Member of Parliament for Edmonton East
- In office 1941–1945
- Preceded by: Frederick Clayton Casselman
- Succeeded by: Patrick Harvey Ashby

Personal details
- Born: October 18, 1888 Tara, Ontario
- Died: September 6, 1964 (aged 75) Edmonton, Alberta
- Party: Liberal Party of Canada

= Cora Taylor Casselman =

Canadian politician (1888–1964)

Cora Taylor Casselman (October 18, 1888 – September 6, 1964) was a Canadian federal politician.

She was elected to represent the electoral district of Edmonton East in the House of Commons of Canada from 1941 to 1945. A member of the Liberal Party of Canada, she was the fourth woman ever elected to the House of Commons and the first from the province of Alberta.
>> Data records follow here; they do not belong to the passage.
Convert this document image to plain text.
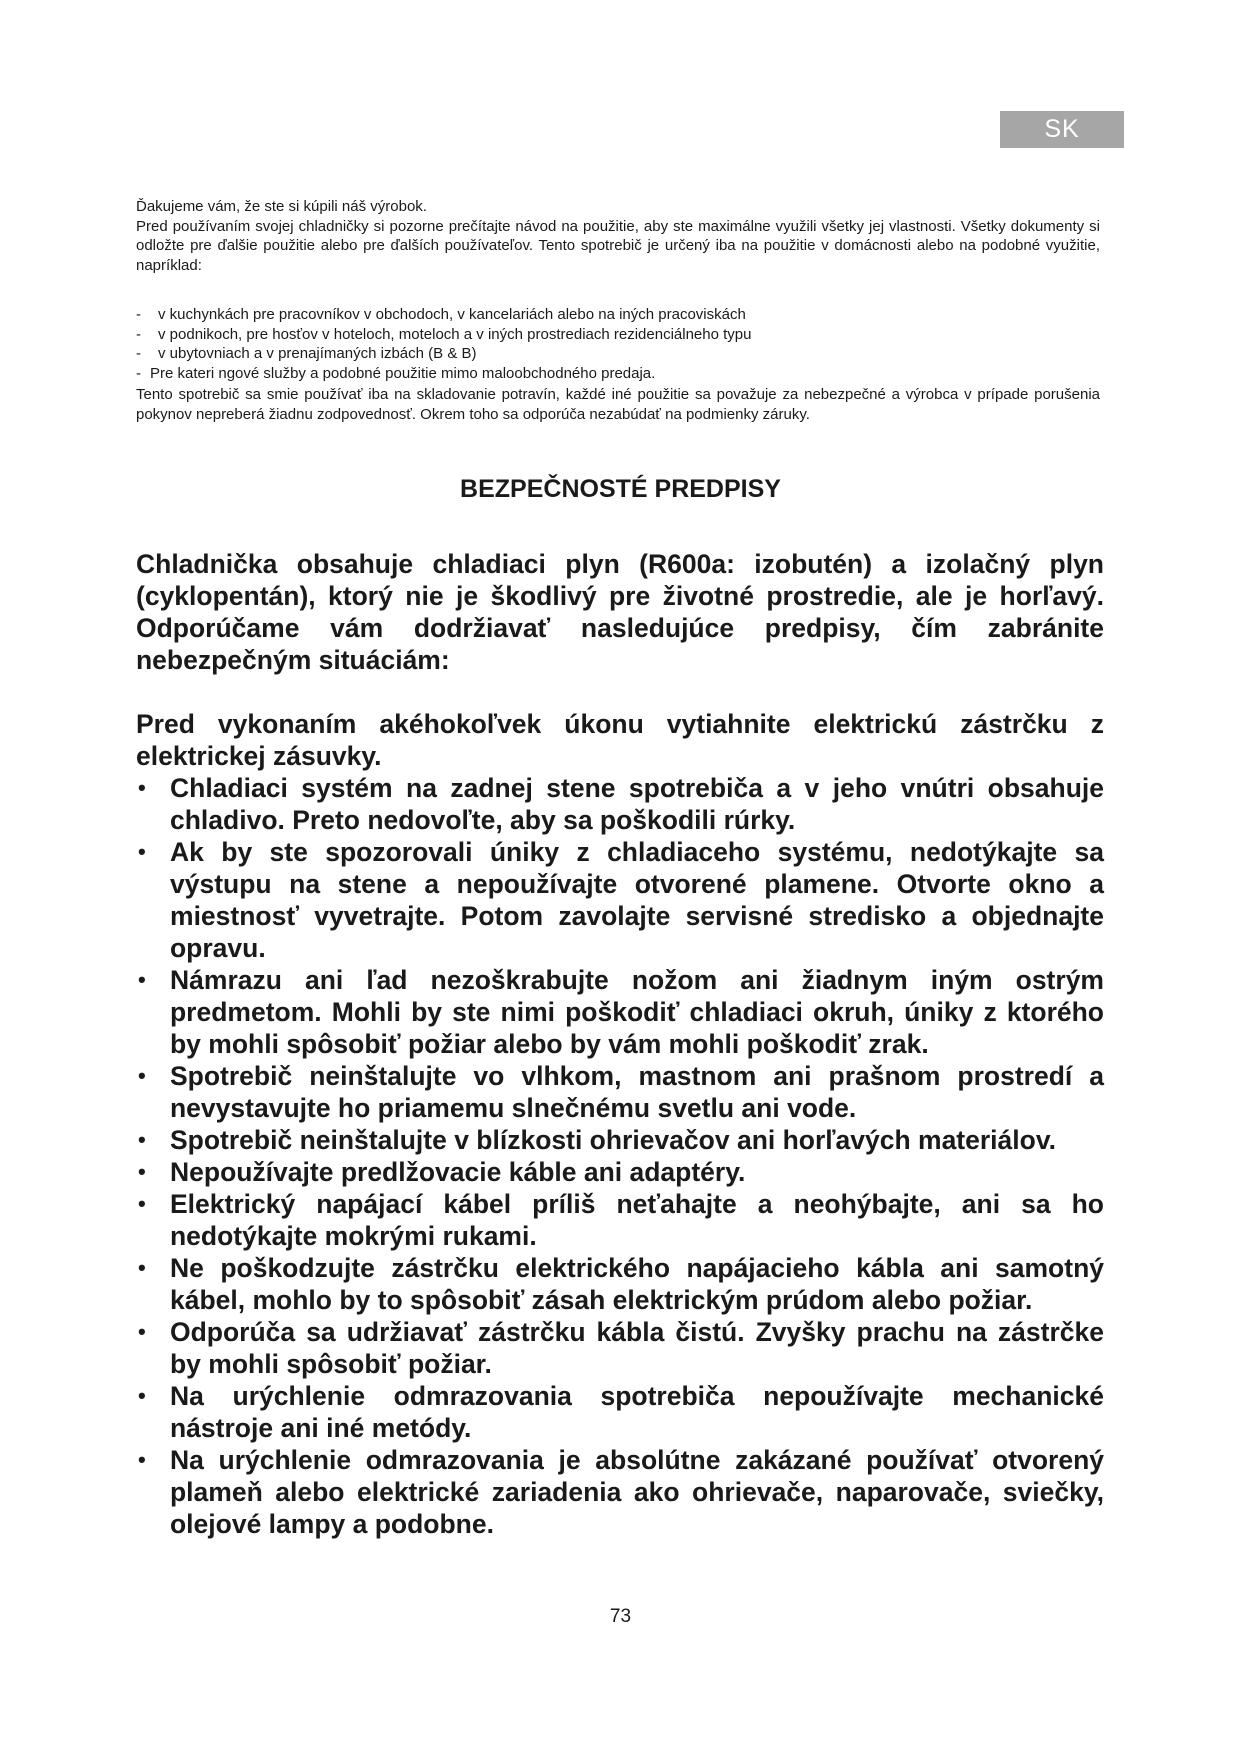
SK

Ďakujeme vám, že ste si kúpili náš výrobok.

Pred používaním svojej chladničky si pozorne prečítajte návod na použitie, aby ste maximálne využili všetky jej vlastnosti. Všetky dokumenty si odložte pre ďalšie použitie alebo pre ďalších používateľov. Tento spotrebič je určený iba na použitie v domácnosti alebo na podobné využitie, napríklad:

- v kuchynkách pre pracovníkov v obchodoch, v kancelariách alebo na iných pracoviskách
- v podnikoch, pre hosťov v hoteloch, moteloch a v iných prostrediach rezidenciálneho typu
- v ubytovniach a v prenajímaných izbách (B & B)
- Pre kateri ngové služby a podobné použitie mimo maloobchodného predaja.

Tento spotrebič sa smie používať iba na skladovanie potravín, každé iné použitie sa považuje za nebezpečné a výrobca v prípade porušenia pokynov nepreberá žiadnu zodpovednosť. Okrem toho sa odporúča nezabúdať na podmienky záruky.

BEZPEČNOSTÉ PREDPISY

Chladnička obsahuje chladiaci plyn (R600a: izobutén) a izolačný plyn (cyklopentán), ktorý nie je škodlivý pre životné prostredie, ale je horľavý. Odporúčame vám dodržiavať nasledujúce predpisy, čím zabránite nebezpečným situáciám:

Pred vykonaním akéhokoľvek úkonu vytiahnite elektrickú zástrčku z elektrickej zásuvky.

• Chladiaci systém na zadnej stene spotrebiča a v jeho vnútri obsahuje chladivo. Preto nedovoľte, aby sa poškodili rúrky.
• Ak by ste spozorovali úniky z chladiaceho systému, nedotýkajte sa výstupu na stene a nepoužívajte otvorené plamene. Otvorte okno a miestnosť vyvetrajte. Potom zavolajte servisné stredisko a objednajte opravu.
• Námrazu ani ľad nezoškrabujte nožom ani žiadnym iným ostrým predmetom. Mohli by ste nimi poškodiť chladiaci okruh, úniky z ktorého by mohli spôsobiť požiar alebo by vám mohli poškodiť zrak.
• Spotrebič neinštalujte vo vlhkom, mastnom ani prašnom prostredí a nevystavujte ho priamemu slnečnému svetlu ani vode.
• Spotrebič neinštalujte v blízkosti ohrievačov ani horľavých materiálov.
• Nepoužívajte predlžovacie káble ani adaptéry.
• Elektrický napájací kábel príliš neťahajte a neohýbajte, ani sa ho nedotýkajte mokrými rukami.
• Ne poškodzujte zástrčku elektrického napájacieho kábla ani samotný kábel, mohlo by to spôsobiť zásah elektrickým prúdom alebo požiar.
• Odporúča sa udržiavať zástrčku kábla čistú. Zvyšky prachu na zástrčke by mohli spôsobiť požiar.
• Na urýchlenie odmrazovania spotrebiča nepoužívajte mechanické nástroje ani iné metódy.
• Na urýchlenie odmrazovania je absolútne zakázané používať otvorený plameň alebo elektrické zariadenia ako ohrievače, naparovače, sviečky, olejové lampy a podobne.

73
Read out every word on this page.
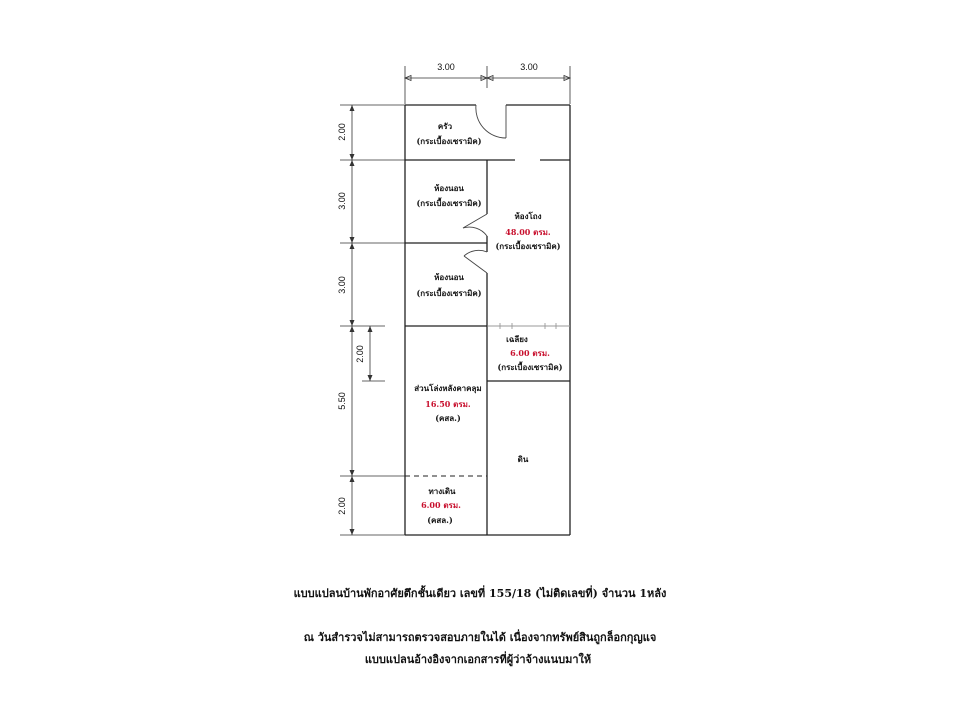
3.00	3.00
2.00
3.00
3.00
5.50
2.00
2.00
ครัว
(กระเบื้องเซรามิค)
ห้องนอน
(กระเบื้องเซรามิค)
ห้องโถง
48.00 ตรม.
(กระเบื้องเซรามิค)
ห้องนอน
(กระเบื้องเซรามิค)
เฉลียง
6.00 ตรม.
(กระเบื้องเซรามิค)
ส่วนโล่งหลังคาคลุม
16.50 ตรม.
(คสล.)
ทางเดิน
6.00 ตรม.
(คสล.)
ดิน
แบบแปลนบ้านพักอาศัยตึกชั้นเดียว เลขที่ 155/18 (ไม่ติดเลขที่) จำนวน 1หลัง
ณ วันสำรวจไม่สามารถตรวจสอบภายในได้ เนื่องจากทรัพย์สินถูกล็อกกุญแจ
แบบแปลนอ้างอิงจากเอกสารที่ผู้ว่าจ้างแนบมาให้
Casselman was elected to the House in a byelection on June 2, 1941, succeeding her late husband Frederick Casselman. She served until 1945, when she was defeated in the 1945 federal election by Social Credit candidate Patrick Harvey Ashby. On March 13, 1944, she became the first woman to be speaker in the House of Commons, albeit temporarily. She was part of the Canadian delegation at the founding of the United Nations.

She later stood as an Alberta Liberal Party candidate in Edmonton in the 1955 provincial election in Alberta, but was not elected.